The Ebony Fashion Fair show is billed as the largest traveling fashion show in the world, with stops in more than 180 cities. Gainesville has been on that list for more than 20 years. The show is coordinated by Eunice Johnson, wife of the late John H. Johnson and secretary-treasurer of Johnson Publishing Inc., which publishes Ebony and Jet magazines.
Marsha Kiner, president of the Delta Sigma Zeta chapter of Zeta Phi Beta sorority, said ticket sales from the event have benefited hundreds of women through scholarships since the show began coming to Gainesville.
"There is something spectacular about the fashions in the Ebony Fashion Fair show. It gives women here in Gainesville a chance to see what's current and trendy. For one night we can feel like we're in one of the bigger cities like Chicago, New York, or even Milan," Kiner said. She added that the show involves the community and is an event they come out and gladly support.
Kiner is a past recipient of a Zeta Phi Beta scholarship.
"The scholarship winners are our sisters, daughters, nieces and neighbors. The funds are continuing to give good will to everyone," Kiner said.
Verna Johnson, fashion show chairwoman, said what she likes about the event is that it allows spectators to visualize what fashions could be.
"We can dream and just look. Just the idea of dressing up and going out to see fashions from a worldwide fashion show is wonderful. Women see clothing here they can identify with from Ebony and Jet magazines.
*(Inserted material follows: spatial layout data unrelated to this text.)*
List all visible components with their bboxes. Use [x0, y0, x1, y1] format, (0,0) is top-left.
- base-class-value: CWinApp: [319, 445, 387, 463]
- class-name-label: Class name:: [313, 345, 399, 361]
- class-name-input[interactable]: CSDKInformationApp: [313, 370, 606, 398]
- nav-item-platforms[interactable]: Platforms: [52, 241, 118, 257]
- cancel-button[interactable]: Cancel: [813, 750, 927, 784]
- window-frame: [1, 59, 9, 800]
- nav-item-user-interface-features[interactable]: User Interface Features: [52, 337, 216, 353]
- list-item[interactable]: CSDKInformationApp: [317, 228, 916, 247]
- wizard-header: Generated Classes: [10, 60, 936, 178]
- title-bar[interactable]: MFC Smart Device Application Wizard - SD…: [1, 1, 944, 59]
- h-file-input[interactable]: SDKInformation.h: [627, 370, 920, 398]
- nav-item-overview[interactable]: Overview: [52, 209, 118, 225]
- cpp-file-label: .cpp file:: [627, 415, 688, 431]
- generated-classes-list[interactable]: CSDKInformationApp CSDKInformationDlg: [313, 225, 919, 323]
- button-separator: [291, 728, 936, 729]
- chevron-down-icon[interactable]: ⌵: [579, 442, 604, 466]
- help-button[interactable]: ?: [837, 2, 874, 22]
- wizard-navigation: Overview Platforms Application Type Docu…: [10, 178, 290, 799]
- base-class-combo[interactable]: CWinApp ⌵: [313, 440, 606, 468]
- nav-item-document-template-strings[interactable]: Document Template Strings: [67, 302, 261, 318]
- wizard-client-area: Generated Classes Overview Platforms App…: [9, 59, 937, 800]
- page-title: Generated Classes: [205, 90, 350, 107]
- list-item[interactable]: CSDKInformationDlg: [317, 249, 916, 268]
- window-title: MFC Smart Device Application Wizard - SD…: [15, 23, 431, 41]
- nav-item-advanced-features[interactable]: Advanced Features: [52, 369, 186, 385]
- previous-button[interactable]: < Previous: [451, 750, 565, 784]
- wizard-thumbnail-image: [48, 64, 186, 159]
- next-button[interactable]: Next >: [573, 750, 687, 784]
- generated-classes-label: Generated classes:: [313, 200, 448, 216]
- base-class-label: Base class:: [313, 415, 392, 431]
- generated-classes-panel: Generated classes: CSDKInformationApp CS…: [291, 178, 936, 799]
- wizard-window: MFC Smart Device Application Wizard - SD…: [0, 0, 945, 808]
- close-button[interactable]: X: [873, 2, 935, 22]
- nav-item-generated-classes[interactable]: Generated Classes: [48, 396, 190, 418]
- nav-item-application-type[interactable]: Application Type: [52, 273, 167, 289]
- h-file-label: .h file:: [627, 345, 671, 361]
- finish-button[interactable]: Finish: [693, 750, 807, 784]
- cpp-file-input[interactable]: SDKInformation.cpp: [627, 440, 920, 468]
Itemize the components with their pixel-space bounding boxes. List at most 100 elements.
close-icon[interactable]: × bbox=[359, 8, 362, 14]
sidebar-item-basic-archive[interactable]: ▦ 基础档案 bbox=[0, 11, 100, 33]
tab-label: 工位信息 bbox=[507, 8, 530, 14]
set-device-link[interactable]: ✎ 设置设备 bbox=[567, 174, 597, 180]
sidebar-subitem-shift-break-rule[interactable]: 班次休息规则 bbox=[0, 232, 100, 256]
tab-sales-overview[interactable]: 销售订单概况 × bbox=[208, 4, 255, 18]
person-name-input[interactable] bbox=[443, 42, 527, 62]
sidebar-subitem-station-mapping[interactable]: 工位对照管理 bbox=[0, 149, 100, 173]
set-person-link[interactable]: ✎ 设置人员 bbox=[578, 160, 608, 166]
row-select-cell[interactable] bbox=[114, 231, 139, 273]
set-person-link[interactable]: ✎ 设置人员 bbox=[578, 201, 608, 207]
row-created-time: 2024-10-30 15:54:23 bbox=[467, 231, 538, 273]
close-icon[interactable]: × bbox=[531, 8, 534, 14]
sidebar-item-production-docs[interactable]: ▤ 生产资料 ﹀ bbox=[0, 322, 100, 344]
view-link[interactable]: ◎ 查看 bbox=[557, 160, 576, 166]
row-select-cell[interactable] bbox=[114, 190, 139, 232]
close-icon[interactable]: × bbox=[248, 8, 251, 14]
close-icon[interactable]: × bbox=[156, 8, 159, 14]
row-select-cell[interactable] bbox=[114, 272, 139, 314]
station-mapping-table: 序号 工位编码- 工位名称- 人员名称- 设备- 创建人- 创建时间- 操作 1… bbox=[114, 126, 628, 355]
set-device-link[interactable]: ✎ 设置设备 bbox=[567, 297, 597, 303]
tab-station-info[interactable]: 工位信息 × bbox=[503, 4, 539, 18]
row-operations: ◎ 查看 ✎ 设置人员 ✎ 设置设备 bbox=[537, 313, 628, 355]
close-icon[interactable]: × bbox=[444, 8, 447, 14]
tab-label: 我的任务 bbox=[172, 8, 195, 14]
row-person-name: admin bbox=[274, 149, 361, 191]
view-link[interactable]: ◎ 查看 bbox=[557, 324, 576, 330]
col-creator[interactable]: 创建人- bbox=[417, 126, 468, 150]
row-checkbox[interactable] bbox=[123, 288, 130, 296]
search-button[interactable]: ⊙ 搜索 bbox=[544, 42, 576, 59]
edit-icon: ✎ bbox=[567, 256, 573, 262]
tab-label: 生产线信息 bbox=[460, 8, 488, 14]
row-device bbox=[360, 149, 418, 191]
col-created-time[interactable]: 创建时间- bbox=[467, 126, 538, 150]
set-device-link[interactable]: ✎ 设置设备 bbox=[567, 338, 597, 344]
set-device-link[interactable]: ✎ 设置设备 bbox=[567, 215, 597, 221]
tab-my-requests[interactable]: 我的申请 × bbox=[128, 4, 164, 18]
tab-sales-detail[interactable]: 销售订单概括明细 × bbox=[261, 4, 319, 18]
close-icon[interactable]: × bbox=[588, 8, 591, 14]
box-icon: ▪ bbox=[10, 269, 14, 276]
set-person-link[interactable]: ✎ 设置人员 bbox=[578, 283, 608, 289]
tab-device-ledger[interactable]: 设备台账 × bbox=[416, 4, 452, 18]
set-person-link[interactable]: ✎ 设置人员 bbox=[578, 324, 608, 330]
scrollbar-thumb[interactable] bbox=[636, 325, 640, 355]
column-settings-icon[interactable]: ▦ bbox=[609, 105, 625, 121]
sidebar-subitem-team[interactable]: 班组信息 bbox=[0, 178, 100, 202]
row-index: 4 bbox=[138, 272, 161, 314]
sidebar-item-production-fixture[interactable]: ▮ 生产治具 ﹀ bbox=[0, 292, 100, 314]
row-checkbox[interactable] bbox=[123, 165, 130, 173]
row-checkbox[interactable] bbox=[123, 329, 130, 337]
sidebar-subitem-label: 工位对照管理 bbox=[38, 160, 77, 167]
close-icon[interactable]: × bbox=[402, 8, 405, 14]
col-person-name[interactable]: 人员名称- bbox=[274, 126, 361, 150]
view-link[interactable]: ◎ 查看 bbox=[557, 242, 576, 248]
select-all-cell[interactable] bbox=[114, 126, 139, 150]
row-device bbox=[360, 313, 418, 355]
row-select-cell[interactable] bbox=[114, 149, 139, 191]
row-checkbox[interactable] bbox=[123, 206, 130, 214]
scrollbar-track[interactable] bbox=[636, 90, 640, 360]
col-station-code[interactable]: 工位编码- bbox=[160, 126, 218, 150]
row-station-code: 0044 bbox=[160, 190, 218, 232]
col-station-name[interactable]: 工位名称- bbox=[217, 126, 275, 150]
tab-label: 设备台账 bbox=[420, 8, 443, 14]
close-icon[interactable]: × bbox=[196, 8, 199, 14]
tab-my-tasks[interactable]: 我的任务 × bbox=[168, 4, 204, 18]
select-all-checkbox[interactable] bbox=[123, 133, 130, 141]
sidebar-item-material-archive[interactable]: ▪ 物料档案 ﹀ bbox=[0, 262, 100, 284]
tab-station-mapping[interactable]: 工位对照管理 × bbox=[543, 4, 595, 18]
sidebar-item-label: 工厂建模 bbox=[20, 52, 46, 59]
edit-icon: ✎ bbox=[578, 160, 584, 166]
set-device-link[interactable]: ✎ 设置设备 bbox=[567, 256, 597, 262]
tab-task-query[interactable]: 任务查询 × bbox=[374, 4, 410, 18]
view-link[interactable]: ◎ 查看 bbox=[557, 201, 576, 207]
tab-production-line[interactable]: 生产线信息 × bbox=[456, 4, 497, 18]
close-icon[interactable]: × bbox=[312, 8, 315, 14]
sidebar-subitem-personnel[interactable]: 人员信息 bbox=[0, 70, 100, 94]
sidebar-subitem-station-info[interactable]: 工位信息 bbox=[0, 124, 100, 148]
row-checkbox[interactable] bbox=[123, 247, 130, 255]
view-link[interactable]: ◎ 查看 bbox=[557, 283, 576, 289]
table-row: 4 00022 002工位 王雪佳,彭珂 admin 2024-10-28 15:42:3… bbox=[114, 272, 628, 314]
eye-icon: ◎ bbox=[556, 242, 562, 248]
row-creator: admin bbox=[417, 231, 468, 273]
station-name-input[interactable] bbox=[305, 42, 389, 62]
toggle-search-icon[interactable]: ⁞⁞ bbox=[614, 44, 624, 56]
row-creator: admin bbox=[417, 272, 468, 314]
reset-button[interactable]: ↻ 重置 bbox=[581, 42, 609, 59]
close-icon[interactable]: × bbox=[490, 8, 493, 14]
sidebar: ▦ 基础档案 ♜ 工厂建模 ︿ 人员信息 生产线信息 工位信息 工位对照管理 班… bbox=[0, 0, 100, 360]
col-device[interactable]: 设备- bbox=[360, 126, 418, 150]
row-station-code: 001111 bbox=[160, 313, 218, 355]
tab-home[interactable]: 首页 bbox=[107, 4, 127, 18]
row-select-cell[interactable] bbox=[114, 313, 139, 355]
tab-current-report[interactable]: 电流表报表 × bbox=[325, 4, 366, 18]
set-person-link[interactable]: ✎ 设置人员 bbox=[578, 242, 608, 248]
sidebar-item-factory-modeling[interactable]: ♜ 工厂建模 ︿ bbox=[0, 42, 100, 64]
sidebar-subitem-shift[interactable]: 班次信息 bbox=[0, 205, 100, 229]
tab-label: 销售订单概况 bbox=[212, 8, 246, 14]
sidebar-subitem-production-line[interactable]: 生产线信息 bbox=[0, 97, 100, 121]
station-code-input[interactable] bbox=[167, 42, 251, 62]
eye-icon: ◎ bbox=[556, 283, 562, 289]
This show brings them closer to these fashions," Johnson said.
Ilene Silverman-Budd, owner of Ilene's For Fashion in northwest Gainesville, was this year's honorary chairwoman.
"Everyone knows that she is the epitome of fashion and is known for giving back to the community," Kiner said.
Silverman-Budd said she was quite proud to be chosen as the event's honorary chairperson for this year.
"I was delighted to be asked and provided the opportunity to make new friends and have a chance to be a part of our community in a very 'Fit to be Fabulous' way. It was also a delight to see all the fashions, the color, movement and accessories from jewelry to handbags in the show. I applaud the show," she said.
Carmela Bright-Phillips, a supporter of the annual event, called the show "a grand opportunity to see what's out there, the colors and trends in the fashion world."
The ticket price ($25 for adults, $15 for high school students) included a subscription to either Ebony (one year) or Jet (six months) magazines. Most of the proceeds will fund scholarships awarded by Zeta Phi Beta sorority and be used as contributions to the March of Dimes.